We found that the new phenomena that PCSC did not alter 8IsoP, despite a reduction in 8OHdG. A previous study reported that chronic oxidative stress caused by radiation nephropathy increases the urinary excretion of 8-OHdG, but not 8-isoprostane, because they are produced through different pathways, namely DNA oxidation and lipid peroxidation [21]. Another study showed that some citrate-rich fruit extracts stimulated the secretion of prostaglandin E2 in vitro[22]. It is possible that PCSC can suppress renal and/or systemic oxidative stress; however, it simultaneously increases the arachidonic acid levels by citrate. Further studies are needed to test this hypothesis.

To evaluate the effect of proteinuria in patients with CKD associated with urinary excretion of sodium and potassium and the ratio of urinary sodium and potassium excretion (Supplemental Table 1), proteinuria was significantly positively related to sodium and potassium loading only in the SB group, and the effects of urinary sodium or potassium against proteinuria were analyzed (Supplemental Table 2). The reason for this was considered to be that the loading of sodium in the tubules stimulates the production of superoxide anions through the activation of Na/K-ATPase [19]. However, in the PSCS group, the loading of both sodium and potassium was not related to proteinuria. Citrate and/or potassium could attenuate renal injuries caused by sodium but by unknown mechanisms. In future clinical studies, we plan to evaluate the candidate surrogate biomarkers identified in this study precisely.

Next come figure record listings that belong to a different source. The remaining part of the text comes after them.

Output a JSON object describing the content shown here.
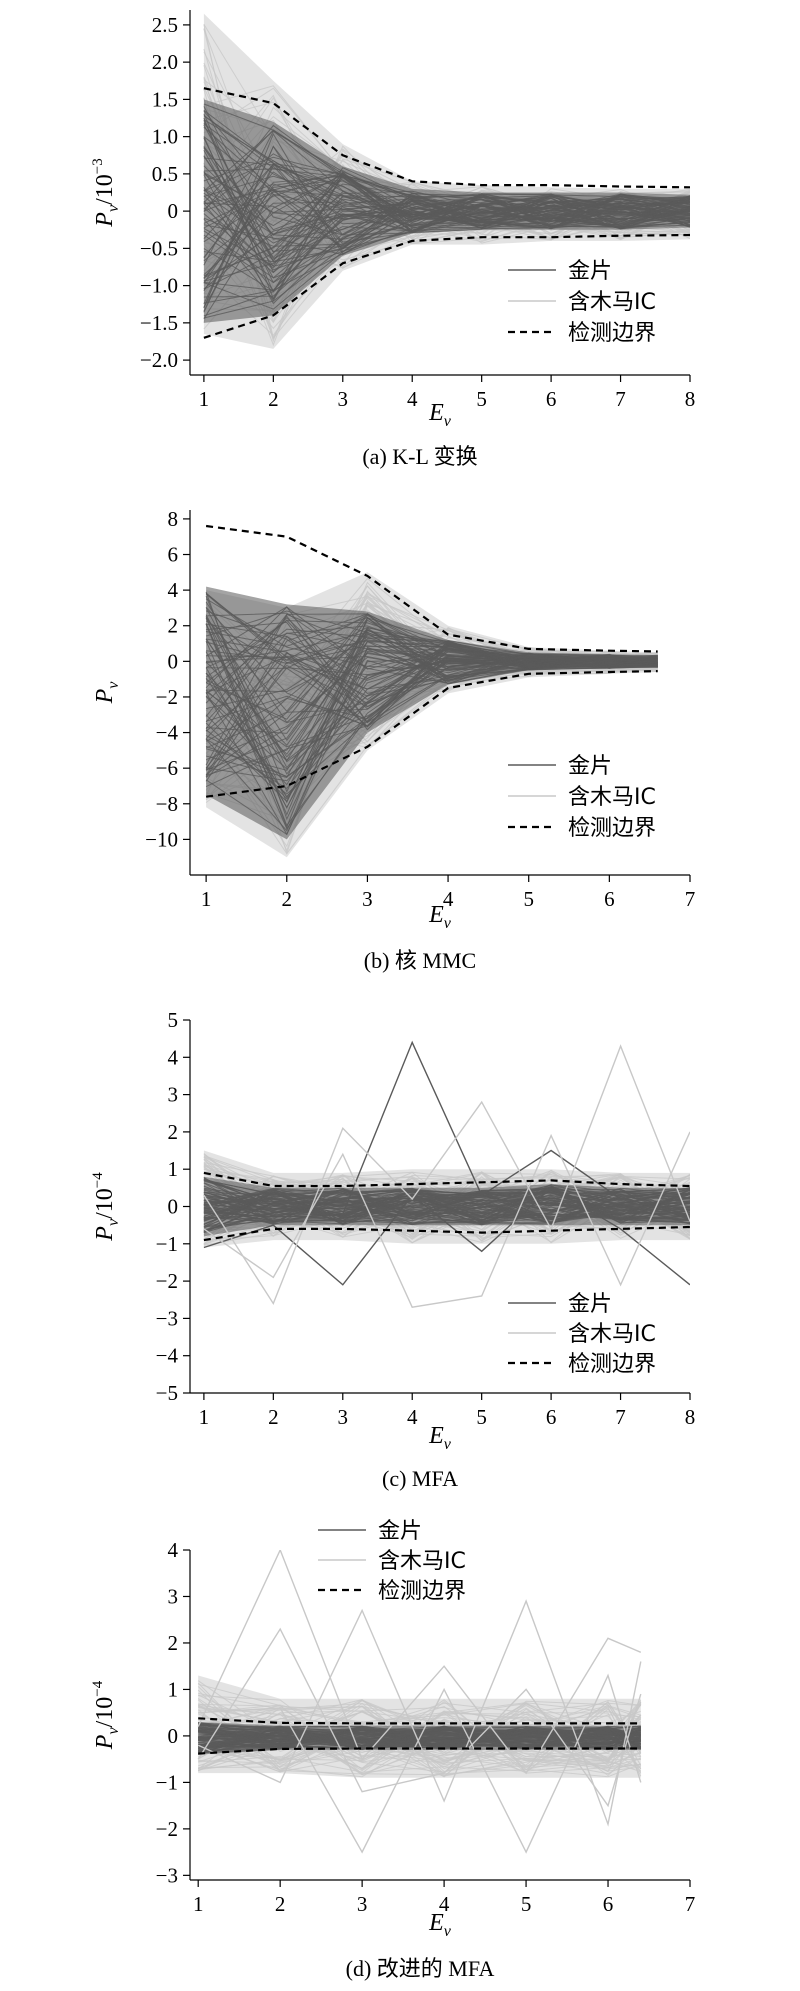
{
  "colors": {
    "gold": "#5a5a5a",
    "trojan": "#c8c8c8",
    "boundary": "#000000"
  },
  "legend_labels": {
    "gold": "金片",
    "trojan": "含木马IC",
    "boundary": "检测边界"
  },
  "chart_data": [
    {
      "type": "line",
      "caption": "(a) K-L 变换",
      "xlabel": "E",
      "xlabel_sub": "v",
      "ylabel": "P",
      "ylabel_sub": "v",
      "ylabel_suffix": "/10",
      "ylabel_exp": "−3",
      "xlim": [
        0.8,
        8
      ],
      "ylim": [
        -2.2,
        2.7
      ],
      "xticks": [
        1,
        2,
        3,
        4,
        5,
        6,
        7,
        8
      ],
      "yticks": [
        -2.0,
        -1.5,
        -1.0,
        -0.5,
        0,
        0.5,
        1.0,
        1.5,
        2.0,
        2.5
      ],
      "ytick_labels": [
        "−2.0",
        "−1.5",
        "−1.0",
        "−0.5",
        "0",
        "0.5",
        "1.0",
        "1.5",
        "2.0",
        "2.5"
      ],
      "legend_position": "lower-right",
      "series": [
        {
          "name": "检测边界",
          "style": "dashed",
          "x": [
            1,
            2,
            3,
            4,
            5,
            6,
            7,
            8
          ],
          "y": [
            1.65,
            1.45,
            0.75,
            0.4,
            0.35,
            0.35,
            0.33,
            0.32
          ]
        },
        {
          "name": "检测边界",
          "style": "dashed",
          "x": [
            1,
            2,
            3,
            4,
            5,
            6,
            7,
            8
          ],
          "y": [
            -1.7,
            -1.4,
            -0.7,
            -0.4,
            -0.35,
            -0.35,
            -0.33,
            -0.32
          ]
        },
        {
          "name": "金片",
          "style": "envelope",
          "x": [
            1,
            2,
            3,
            4,
            5,
            6,
            7,
            8
          ],
          "y_upper": [
            1.5,
            1.2,
            0.6,
            0.3,
            0.25,
            0.25,
            0.25,
            0.22
          ],
          "y_lower": [
            -1.5,
            -1.4,
            -0.6,
            -0.3,
            -0.25,
            -0.25,
            -0.25,
            -0.22
          ]
        },
        {
          "name": "含木马IC",
          "style": "envelope",
          "x": [
            1,
            2,
            3,
            4,
            5,
            6,
            7,
            8
          ],
          "y_upper": [
            2.65,
            1.75,
            0.9,
            0.4,
            0.35,
            0.32,
            0.3,
            0.3
          ],
          "y_lower": [
            -1.65,
            -1.85,
            -0.8,
            -0.45,
            -0.45,
            -0.4,
            -0.4,
            -0.38
          ]
        }
      ]
    },
    {
      "type": "line",
      "caption": "(b) 核 MMC",
      "xlabel": "E",
      "xlabel_sub": "v",
      "ylabel": "P",
      "ylabel_sub": "v",
      "ylabel_suffix": "",
      "ylabel_exp": "",
      "xlim": [
        0.8,
        7
      ],
      "ylim": [
        -12,
        8.5
      ],
      "xticks": [
        1,
        2,
        3,
        4,
        5,
        6,
        7
      ],
      "yticks": [
        -10,
        -8,
        -6,
        -4,
        -2,
        0,
        2,
        4,
        6,
        8
      ],
      "ytick_labels": [
        "−10",
        "−8",
        "−6",
        "−4",
        "−2",
        "0",
        "2",
        "4",
        "6",
        "8"
      ],
      "legend_position": "lower-right",
      "series": [
        {
          "name": "检测边界",
          "style": "dashed",
          "x": [
            1,
            2,
            3,
            4,
            5,
            6,
            6.6
          ],
          "y": [
            7.6,
            7.0,
            4.8,
            1.5,
            0.7,
            0.6,
            0.55
          ]
        },
        {
          "name": "检测边界",
          "style": "dashed",
          "x": [
            1,
            2,
            3,
            4,
            5,
            6,
            6.6
          ],
          "y": [
            -7.6,
            -7.0,
            -4.8,
            -1.5,
            -0.7,
            -0.6,
            -0.55
          ]
        },
        {
          "name": "金片",
          "style": "envelope",
          "x": [
            1,
            2,
            3,
            4,
            5,
            6,
            6.6
          ],
          "y_upper": [
            4.2,
            3.2,
            2.8,
            1.2,
            0.5,
            0.4,
            0.35
          ],
          "y_lower": [
            -7.5,
            -10.0,
            -4.0,
            -1.3,
            -0.5,
            -0.4,
            -0.35
          ]
        },
        {
          "name": "含木马IC",
          "style": "envelope",
          "x": [
            1,
            2,
            3,
            4,
            5,
            6,
            6.6
          ],
          "y_upper": [
            4.0,
            3.0,
            5.0,
            2.0,
            0.8,
            0.6,
            0.5
          ],
          "y_lower": [
            -8.2,
            -11.0,
            -5.0,
            -1.8,
            -0.9,
            -0.7,
            -0.6
          ]
        }
      ]
    },
    {
      "type": "line",
      "caption": "(c) MFA",
      "xlabel": "E",
      "xlabel_sub": "v",
      "ylabel": "P",
      "ylabel_sub": "v",
      "ylabel_suffix": "/10",
      "ylabel_exp": "−4",
      "xlim": [
        0.8,
        8
      ],
      "ylim": [
        -5,
        5
      ],
      "xticks": [
        1,
        2,
        3,
        4,
        5,
        6,
        7,
        8
      ],
      "yticks": [
        -5,
        -4,
        -3,
        -2,
        -1,
        0,
        1,
        2,
        3,
        4,
        5
      ],
      "ytick_labels": [
        "−5",
        "−4",
        "−3",
        "−2",
        "−1",
        "0",
        "1",
        "2",
        "3",
        "4",
        "5"
      ],
      "legend_position": "lower-right",
      "series": [
        {
          "name": "检测边界",
          "style": "dashed",
          "x": [
            1,
            2,
            3,
            4,
            5,
            6,
            7,
            8
          ],
          "y": [
            0.9,
            0.55,
            0.55,
            0.6,
            0.65,
            0.7,
            0.6,
            0.55
          ]
        },
        {
          "name": "检测边界",
          "style": "dashed",
          "x": [
            1,
            2,
            3,
            4,
            5,
            6,
            7,
            8
          ],
          "y": [
            -0.9,
            -0.6,
            -0.6,
            -0.65,
            -0.7,
            -0.65,
            -0.6,
            -0.55
          ]
        },
        {
          "name": "金片",
          "style": "envelope",
          "x": [
            1,
            2,
            3,
            4,
            5,
            6,
            7,
            8
          ],
          "y_upper": [
            0.8,
            0.5,
            0.5,
            0.5,
            0.5,
            0.6,
            0.5,
            0.5
          ],
          "y_lower": [
            -0.8,
            -0.5,
            -0.5,
            -0.5,
            -0.5,
            -0.5,
            -0.5,
            -0.5
          ]
        },
        {
          "name": "含木马IC",
          "style": "envelope",
          "x": [
            1,
            2,
            3,
            4,
            5,
            6,
            7,
            8
          ],
          "y_upper": [
            1.5,
            0.9,
            0.9,
            1.0,
            1.0,
            1.0,
            0.9,
            0.9
          ],
          "y_lower": [
            -1.1,
            -0.9,
            -0.9,
            -1.0,
            -1.0,
            -1.0,
            -0.9,
            -0.9
          ]
        },
        {
          "name": "金片",
          "style": "line",
          "x": [
            1,
            2,
            3,
            4,
            5,
            6,
            7,
            8
          ],
          "y": [
            0.1,
            0.2,
            -0.2,
            4.4,
            0.3,
            1.5,
            0.2,
            0.5
          ]
        },
        {
          "name": "金片",
          "style": "line",
          "x": [
            1,
            2,
            3,
            4,
            5,
            6,
            7,
            8
          ],
          "y": [
            -1.1,
            -0.5,
            -2.1,
            0.3,
            -1.2,
            0.5,
            -0.6,
            -2.1
          ]
        },
        {
          "name": "含木马IC",
          "style": "line",
          "x": [
            1,
            2,
            3,
            4,
            5,
            6,
            7,
            8
          ],
          "y": [
            0.3,
            -2.6,
            2.1,
            0.2,
            2.8,
            -0.6,
            4.3,
            -0.4
          ]
        },
        {
          "name": "含木马IC",
          "style": "line",
          "x": [
            1,
            2,
            3,
            4,
            5,
            6,
            7,
            8
          ],
          "y": [
            -0.6,
            -1.9,
            1.4,
            -2.7,
            -2.4,
            1.9,
            -2.1,
            2.0
          ]
        }
      ]
    },
    {
      "type": "line",
      "caption": "(d) 改进的 MFA",
      "xlabel": "E",
      "xlabel_sub": "v",
      "ylabel": "P",
      "ylabel_sub": "v",
      "ylabel_suffix": "/10",
      "ylabel_exp": "−4",
      "xlim": [
        0.9,
        7
      ],
      "ylim": [
        -3.1,
        4
      ],
      "xticks": [
        1,
        2,
        3,
        4,
        5,
        6,
        7
      ],
      "yticks": [
        -3,
        -2,
        -1,
        0,
        1,
        2,
        3,
        4
      ],
      "ytick_labels": [
        "−3",
        "−2",
        "−1",
        "0",
        "1",
        "2",
        "3",
        "4"
      ],
      "legend_position": "top-center",
      "series": [
        {
          "name": "检测边界",
          "style": "dashed",
          "x": [
            1,
            2,
            3,
            4,
            5,
            6,
            6.4
          ],
          "y": [
            0.38,
            0.28,
            0.27,
            0.27,
            0.27,
            0.27,
            0.27
          ]
        },
        {
          "name": "检测边界",
          "style": "dashed",
          "x": [
            1,
            2,
            3,
            4,
            5,
            6,
            6.4
          ],
          "y": [
            -0.38,
            -0.28,
            -0.27,
            -0.27,
            -0.27,
            -0.27,
            -0.27
          ]
        },
        {
          "name": "含木马IC",
          "style": "envelope",
          "x": [
            1,
            2,
            3,
            4,
            5,
            6,
            6.4
          ],
          "y_upper": [
            1.3,
            0.8,
            0.8,
            0.8,
            0.8,
            0.8,
            0.8
          ],
          "y_lower": [
            -0.8,
            -0.8,
            -0.9,
            -0.9,
            -0.9,
            -0.9,
            -0.9
          ]
        },
        {
          "name": "金片",
          "style": "envelope",
          "x": [
            1,
            2,
            3,
            4,
            5,
            6,
            6.4
          ],
          "y_upper": [
            0.3,
            0.22,
            0.22,
            0.22,
            0.22,
            0.22,
            0.22
          ],
          "y_lower": [
            -0.4,
            -0.3,
            -0.3,
            -0.3,
            -0.3,
            -0.3,
            -0.3
          ]
        },
        {
          "name": "含木马IC",
          "style": "line",
          "x": [
            1,
            2,
            3,
            4,
            5,
            6,
            6.4
          ],
          "y": [
            0.2,
            4.0,
            -0.5,
            1.5,
            -0.8,
            2.1,
            1.8
          ]
        },
        {
          "name": "含木马IC",
          "style": "line",
          "x": [
            1,
            2,
            3,
            4,
            5,
            6,
            6.4
          ],
          "y": [
            -0.2,
            -1.0,
            2.7,
            -1.4,
            2.9,
            -1.9,
            1.6
          ]
        },
        {
          "name": "含木马IC",
          "style": "line",
          "x": [
            1,
            2,
            3,
            4,
            5,
            6,
            6.4
          ],
          "y": [
            0.5,
            0.6,
            -2.5,
            1.0,
            -2.5,
            1.3,
            -1.0
          ]
        },
        {
          "name": "含木马IC",
          "style": "line",
          "x": [
            1,
            2,
            3,
            4,
            5,
            6,
            6.4
          ],
          "y": [
            -0.5,
            2.3,
            -1.2,
            -0.8,
            1.0,
            -1.5,
            0.9
          ]
        }
      ]
    }
  ]
}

Patients with severe chronic CKD were excluded. We utilized aciduria (pH < 6.5), including an incision criterion, and the alkali loads were adjusted according to the mUpH levels, but not the serum bicarbonate concentrations. We considered urinary pH as a better index to understand metabolic acidosis because excessive amounts of alkali loads are excreted in the urine [14, 15]. Notably, PCSC significantly increased the mUpH levels but not BS because it was considered that BS was excreted more immediately than PCSC and could not be reflected in the urine the following morning. Additionally, the baseline bicarbonate concentrations in this study were relatively higher (25.7 ± 2.75 mEq/L). Some RCT studies of SB had negative results because patients with low-grade metabolic acidosis (baseline SB of approximately 24 mEq/L) were enrolled [9,10,11]. This was thought to be the reason why alkali loads are easily buffered and excreted in mild-stage CKD. Nevertheless, PCSC prevented renal function deterioration. In another study, SC preserved the eGFR of cystatin C (CysC) more than eGFR-Cr [12]. A meta-analysis demonstrated that the serum Cr/CysC ratio was positively correlated with muscle mass and strength [23]. The intake of FV-containing citrate was observed to preserve renal function [6, 7, 14]. A notable crossover double-blind study on SC supplementation reported improved tennis performance and reduced fatigue [24]. A different citrate compound, potassium citrate, has been reported to increase serum bicarbonate levels and bone mineral density [25]. Citrate is a major substrate of the tricarboxylic acid cycle in mitochondria, and citrate compounds can metabolically exert organ-protective effects.

Limitations

This study has several limitations. This was a single-center study that only included Japanese patients, and the enrolled participants were limited to those with mild-CKD stages, including patients with pyuria. After identifying the available surrogate biomarker candidates, they must be precisely addressed and evaluated in future clinical studies. To reveal the reno-protective effects of alkalinizing supplements, we need a larger number of participants for further studies because alkali loads are easily influenced by daily foods and beverages.

Conclusion

This study is the first to report that the alkalinizing supplementation of PCSC-reduced intrarenal reactive oxygen species in patients with mild-stage CKD. To demonstrate that citrate supplementation prevents the progression of renal dysfunction in patients with CKD, we conducted a cohort study that additionally matched the renal oxidative stress before random stratification.